Das wirtschaftliche Interesse des Steuerpflichtigen habe allein in der Erzielung von Mieteinnahmen ohne Ansehen des Mieters bestanden, wie dadurch erwiesen sei, daß das Eigentum an dem Grundstück inzwischen in andere Hände übergegangen sei, ohne daß damit der GmbH eine wesentliche Betriebsgrundlage verlorengegangen noch die Möglichkeit der Einflußnahme des Steuerpflichtigen auf ihre Geschicke geringer geworden sei. Deshalb seien auch die vom FG erwähnten Bauarbeiten, die die GmbH am Gebäude habe ausführen lassen (Anpassung von Räumen an die Erfordernisse moderner Repräsentation, Verlegen sanitärer Einrichtungen, Versetzen von Wänden), für die Entscheidung ohne jede Bedeutung. Danach fehle es an den für die Annahme einer unechten Betriebsaufspaltung erforderlichen Voraussetzungen (BFH-Urteil I 76/64 vom 24. Januar 1968, BFH 91, 368, BStBl II 1968, 354).
Schließlich entspreche auch das Beteiligungsverhältnis des Steuerpflichtigen am Grundstück einerseits (100 v. H.) und an der GmbH andererseits (90 v. H.) nicht den Erfordernissen des BFH-Urteils I 231/63 vom 3. Dezember 1969 (BFH 97, 522, BStBl II 1970, 223).
Das FA beantragt, die Revision als unbegründet zurückzuweisen.
Entscheidungsgründe
Aus den Gründen:
Die Revision führt zur Aufhebung der Vorentscheidung und der angefochtenen Gewerbesteuermeßbescheide 1954 bis 1957.
1. Wie im BFH-Urteil IV R 261/66 (a. a. O.) ausgeführt, finden die in ständiger Rechtsprechung für den Fall der echten wie auch der sogenannten unechten Betriebsaufspaltung entwickelten Rechtsgrundsätze auch dann Anwendung, wenn der Kapitalgesellschaft nicht eine aus den gleichen Gesellschaftern bestehende Besitz-Personengesellschaft, sondern eine einzelne natürliche Person als Vertragspartner eines Miet- oder Pachtverhältnisses gegenübersteht, wenn dieser Gesellschafter der Kapitalgesellschaft ist.
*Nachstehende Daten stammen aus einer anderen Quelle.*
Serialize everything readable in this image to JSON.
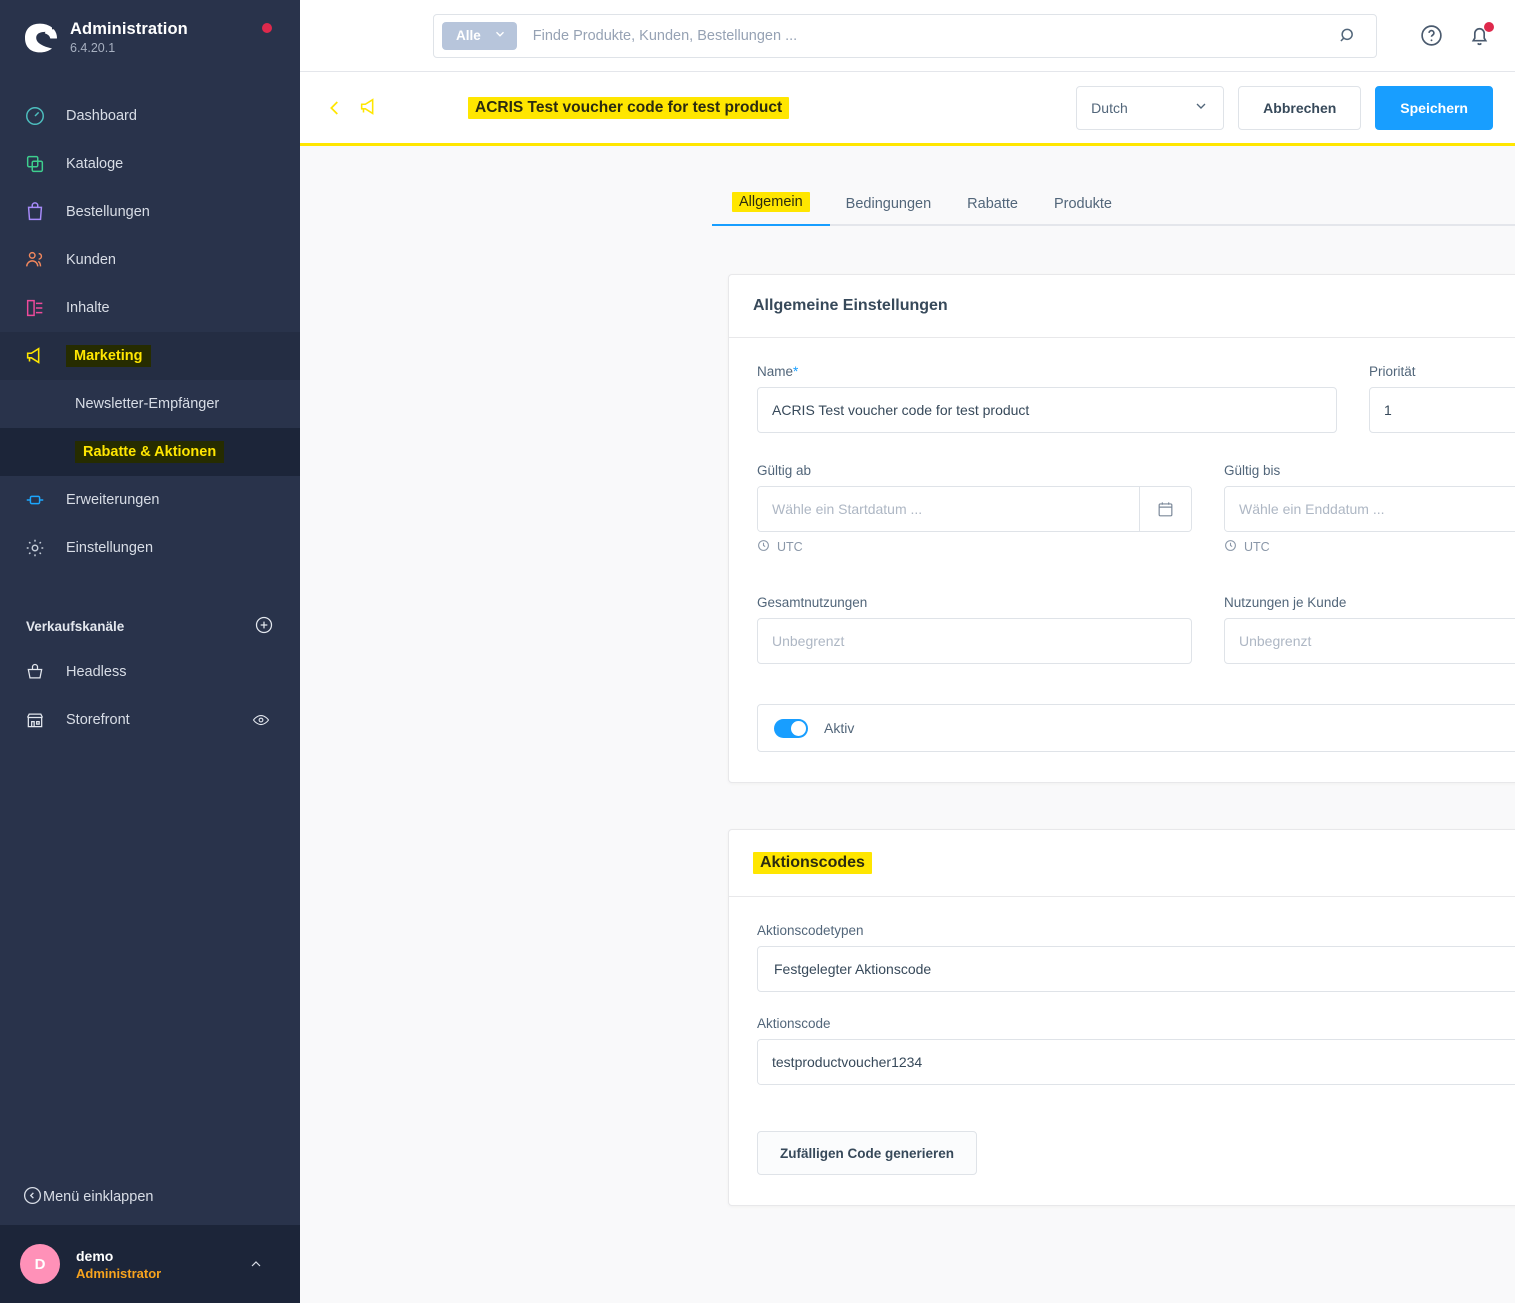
{
  "sidebar": {
    "brand": {
      "title": "Administration",
      "version": "6.4.20.1",
      "logo_icon": "shopware-logo-icon",
      "status_dot": "notification-dot"
    },
    "items": [
      {
        "label": "Dashboard",
        "icon": "dashboard-icon",
        "color": "#4dbfbf"
      },
      {
        "label": "Kataloge",
        "icon": "catalog-icon",
        "color": "#3ecf8e"
      },
      {
        "label": "Bestellungen",
        "icon": "orders-bag-icon",
        "color": "#a78bfa"
      },
      {
        "label": "Kunden",
        "icon": "customers-icon",
        "color": "#f0875d"
      },
      {
        "label": "Inhalte",
        "icon": "content-icon",
        "color": "#ef4a9b"
      },
      {
        "label": "Marketing",
        "icon": "megaphone-icon",
        "color": "#ffe600",
        "highlighted": true
      },
      {
        "label": "Erweiterungen",
        "icon": "plug-icon",
        "color": "#1ba7ff"
      },
      {
        "label": "Einstellungen",
        "icon": "gear-icon",
        "color": "#c4ccd8"
      }
    ],
    "sub_items": [
      {
        "label": "Newsletter-Empfänger",
        "highlighted": false
      },
      {
        "label": "Rabatte & Aktionen",
        "highlighted": true,
        "selected": true
      }
    ],
    "sales_channels": {
      "title": "Verkaufskanäle",
      "add_icon": "plus-circle-icon",
      "channels": [
        {
          "label": "Headless",
          "icon": "basket-icon"
        },
        {
          "label": "Storefront",
          "icon": "storefront-icon",
          "trailing_icon": "eye-icon"
        }
      ]
    },
    "collapse": {
      "label": "Menü einklappen",
      "icon": "collapse-left-icon"
    },
    "user": {
      "initial": "D",
      "name": "demo",
      "role": "Administrator",
      "caret_icon": "chevron-up-icon"
    }
  },
  "topbar": {
    "search": {
      "scope_label": "Alle",
      "scope_caret_icon": "chevron-down-icon",
      "placeholder": "Finde Produkte, Kunden, Bestellungen ...",
      "value": "",
      "search_icon": "search-icon"
    },
    "help_icon": "question-circle-icon",
    "notifications_icon": "bell-icon"
  },
  "page_header": {
    "back_icon": "chevron-left-icon",
    "module_icon": "megaphone-icon",
    "title": "ACRIS Test voucher code for test product",
    "language": {
      "value": "Dutch",
      "caret_icon": "chevron-down-icon"
    },
    "cancel_label": "Abbrechen",
    "save_label": "Speichern"
  },
  "tabs": [
    {
      "label": "Allgemein",
      "active": true,
      "highlighted": true
    },
    {
      "label": "Bedingungen",
      "active": false
    },
    {
      "label": "Rabatte",
      "active": false
    },
    {
      "label": "Produkte",
      "active": false
    }
  ],
  "general_card": {
    "title": "Allgemeine Einstellungen",
    "name": {
      "label": "Name",
      "required_marker": "*",
      "value": "ACRIS Test voucher code for test product"
    },
    "priority": {
      "label": "Priorität",
      "value": "1"
    },
    "valid_from": {
      "label": "Gültig ab",
      "placeholder": "Wähle ein Startdatum ...",
      "value": "",
      "calendar_icon": "calendar-icon",
      "timezone": "UTC",
      "clock_icon": "clock-icon"
    },
    "valid_to": {
      "label": "Gültig bis",
      "placeholder": "Wähle ein Enddatum ...",
      "value": "",
      "calendar_icon": "calendar-icon",
      "timezone": "UTC",
      "clock_icon": "clock-icon"
    },
    "total_uses": {
      "label": "Gesamtnutzungen",
      "placeholder": "Unbegrenzt",
      "value": ""
    },
    "uses_per_customer": {
      "label": "Nutzungen je Kunde",
      "placeholder": "Unbegrenzt",
      "value": ""
    },
    "active_toggle": {
      "label": "Aktiv",
      "on": true
    }
  },
  "promotion_codes_card": {
    "title": "Aktionscodes",
    "code_type": {
      "label": "Aktionscodetypen",
      "value": "Festgelegter Aktionscode",
      "caret_icon": "chevron-down-icon"
    },
    "code": {
      "label": "Aktionscode",
      "value": "testproductvoucher1234",
      "copy_icon": "copy-icon"
    },
    "generate_label": "Zufälligen Code generieren"
  },
  "colors": {
    "sidebar_bg": "#29334b",
    "highlight_yellow": "#ffe600",
    "accent_blue": "#189eff",
    "text_dark": "#37495a"
  }
}
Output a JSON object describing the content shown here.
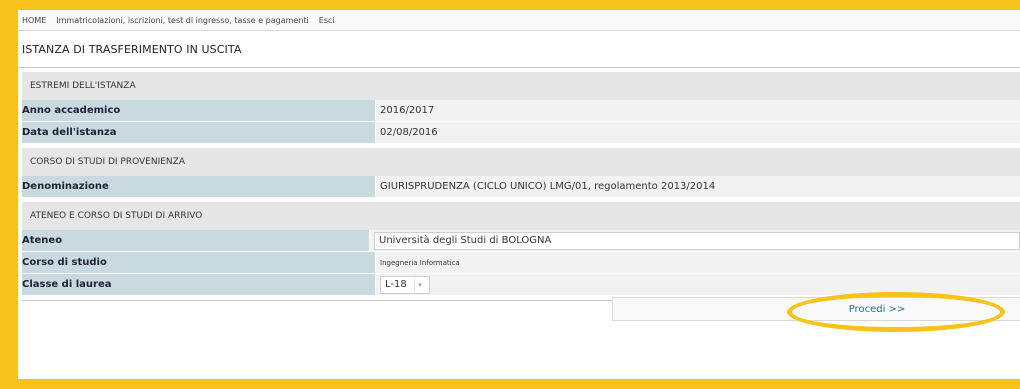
{
  "nav": {
    "home": "HOME",
    "immatricolazioni": "Immatricolazioni, iscrizioni, test di ingresso, tasse e pagamenti",
    "esci": "Esci"
  },
  "page": {
    "title": "ISTANZA DI TRASFERIMENTO IN USCITA"
  },
  "sections": {
    "estremi": {
      "header": "ESTREMI DELL'ISTANZA",
      "anno_label": "Anno accademico",
      "anno_value": "2016/2017",
      "data_label": "Data dell'istanza",
      "data_value": "02/08/2016"
    },
    "provenienza": {
      "header": "CORSO DI STUDI DI PROVENIENZA",
      "denominazione_label": "Denominazione",
      "denominazione_value": "GIURISPRUDENZA (CICLO UNICO) LMG/01, regolamento 2013/2014"
    },
    "arrivo": {
      "header": "ATENEO E CORSO DI STUDI DI ARRIVO",
      "ateneo_label": "Ateneo",
      "ateneo_value": "Università degli Studi di BOLOGNA",
      "corso_label": "Corso di studio",
      "corso_value": "Ingegneria Informatica",
      "classe_label": "Classe di laurea",
      "classe_value": "L-18"
    }
  },
  "actions": {
    "procedi": "Procedi >>"
  },
  "colors": {
    "highlight": "#f7c21a",
    "label_bg": "#c8dae0",
    "value_bg": "#f2f2f2",
    "section_bg": "#e6e6e6",
    "link": "#2a6f97"
  }
}
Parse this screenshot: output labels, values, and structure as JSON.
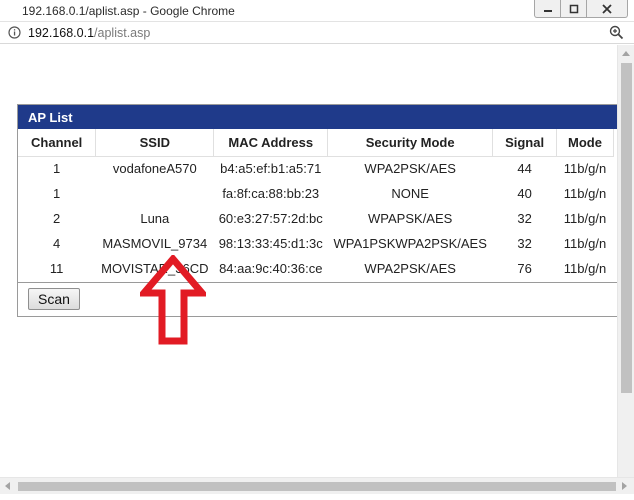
{
  "window": {
    "title": "192.168.0.1/aplist.asp - Google Chrome",
    "url_host": "192.168.0.1",
    "url_path": "/aplist.asp"
  },
  "panel": {
    "title": "AP List",
    "columns": [
      "Channel",
      "SSID",
      "MAC Address",
      "Security Mode",
      "Signal",
      "Mode"
    ],
    "rows": [
      [
        "1",
        "vodafoneA570",
        "b4:a5:ef:b1:a5:71",
        "WPA2PSK/AES",
        "44",
        "11b/g/n"
      ],
      [
        "1",
        "",
        "fa:8f:ca:88:bb:23",
        "NONE",
        "40",
        "11b/g/n"
      ],
      [
        "2",
        "Luna",
        "60:e3:27:57:2d:bc",
        "WPAPSK/AES",
        "32",
        "11b/g/n"
      ],
      [
        "4",
        "MASMOVIL_9734",
        "98:13:33:45:d1:3c",
        "WPA1PSKWPA2PSK/AES",
        "32",
        "11b/g/n"
      ],
      [
        "11",
        "MOVISTAR_36CD",
        "84:aa:9c:40:36:ce",
        "WPA2PSK/AES",
        "76",
        "11b/g/n"
      ]
    ],
    "scan_label": "Scan"
  },
  "colors": {
    "header_blue": "#1f3a8a",
    "annotation_red": "#e21b24"
  },
  "icons": {
    "info": "info-icon",
    "zoom": "zoom-icon",
    "minimize": "minimize-icon",
    "maximize": "maximize-icon",
    "close": "close-icon",
    "annotation": "up-arrow-icon"
  }
}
Vorausestzung für die Annahme einer eigengewerblichen Tätigkeit dieses Gesellschafters durch die Vermietung oder Verpachtung ist jedoch, daß die der Kapitalgesellschaft miet- oder pachtweise überlassenen Wirtschaftsgüter (als die wesentlichen Grundlagen des Anlagevermögens des Verpächters) die notwendige Unterlage für den Betrieb der Kapitalgesellschaft darstellen und wirtschaftlich betrachtet Besitzunternehmen und Betriebsgesellschaft sich als ein einheitliches Unternehmen erweisen, bei dem "Anlagevermögen und umlaufendes Vermögen lediglich der Form nach" auf zwei Unternehmen aufgeteilt worden ist (BFH-Urteile I 217/58 U, a. a. O.; VI 169/65, a. a. O.; I 76/64, a. a. O.). Die Überlassung wesentlicher Betriebsgrundlagen ist somit nur Vorausetzung für die Frage nach dem Vorliegen einer wirtschaftlichen Einheit von Besitzunternehmen und Betriebsgesellschaft. Ob diese wirtschaftliche Einheit gegeben ist, bedarf in jedem einzelnen Falle der Prüfung.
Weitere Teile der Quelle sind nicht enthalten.